Listen, listen to me, and eat what is good,
and your soul will delight in the richest of fare. –Isaiah 55:2

P.S.– Currently on my “moving songs for this journey” list, and stay for the powerful lyrics: The Cupboard’s Full

Not to be Captured

2014-01-11 14.44.25Writing usually evokes the thoughts and events that have been percolating in the back of my mind.  But there are so many right now, it’s hard to decide what to put out here.

Should I write about my first attempt to speak Arabic, when my listener gently replied– in English– that she was from the Philippines and doesn’t speak Arabic?

Or of the women who make jewelery at the center, part of a “small business” enterprise.  Upon our second meeting, these motherly and grandmotherly women began calling me “habibti,” a local term of love and affection.  They teach me Arabic, show me how to roll paper beads from recycled magazines, and feed me quantities of green olives and hummus.

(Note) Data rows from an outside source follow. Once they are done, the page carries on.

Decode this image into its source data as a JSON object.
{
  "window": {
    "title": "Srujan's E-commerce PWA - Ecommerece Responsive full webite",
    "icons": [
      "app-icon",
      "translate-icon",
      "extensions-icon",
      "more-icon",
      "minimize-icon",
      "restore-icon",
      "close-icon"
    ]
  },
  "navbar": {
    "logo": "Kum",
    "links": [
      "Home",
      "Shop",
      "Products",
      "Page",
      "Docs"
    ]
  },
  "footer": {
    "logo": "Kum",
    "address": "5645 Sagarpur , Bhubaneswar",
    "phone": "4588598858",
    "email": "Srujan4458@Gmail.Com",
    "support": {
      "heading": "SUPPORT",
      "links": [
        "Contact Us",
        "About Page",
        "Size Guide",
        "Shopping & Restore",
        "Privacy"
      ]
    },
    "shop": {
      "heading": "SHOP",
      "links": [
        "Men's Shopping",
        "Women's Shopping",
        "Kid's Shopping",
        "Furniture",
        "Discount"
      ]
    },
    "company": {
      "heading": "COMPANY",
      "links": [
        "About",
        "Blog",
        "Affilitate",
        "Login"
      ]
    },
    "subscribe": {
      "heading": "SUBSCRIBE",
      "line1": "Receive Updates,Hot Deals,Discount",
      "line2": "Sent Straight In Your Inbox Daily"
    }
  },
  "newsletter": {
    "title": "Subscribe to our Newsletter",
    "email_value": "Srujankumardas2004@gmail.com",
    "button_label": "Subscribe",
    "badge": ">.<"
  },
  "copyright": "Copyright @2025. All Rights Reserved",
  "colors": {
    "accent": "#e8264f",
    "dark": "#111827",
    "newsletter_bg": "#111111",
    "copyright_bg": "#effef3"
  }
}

Or maybe I should write about the fun couple from the US who has had me in their home–twice– in the past week, expressing their commitment to helping me settle in.  The map that he made, and the cheesecake she made, were very welcome.  The intentional questions they asked, even more welcome!!

On the other hand, I could tell of writing an e-mail to a friend in Pennsylvania, and of crying as I answered her question about how my last week in the US had been.  Everyone loved, encouraged, expressed appreciation, and blessed me greatly.  My family & dear friends have sent me well.  And I miss them.

I could write about seeing a refugee child selling peanuts on the street, long after dark.

I could write about the eyes of a young woman from the same area, distant and guarded until a smile came her way.  Unbelievably quickly, the look of caution fled, and her face lit up with her own brilliant smile.

I could write about teaching my first-ever English class yesterday, and explaining to a crowded room of students what the words “hope” and “confidence” mean.  “Optimism”– we talked about that, too.

I could write about my first venture into the desert– a beauty unique from any others.  But I don’t think words could capture any of it.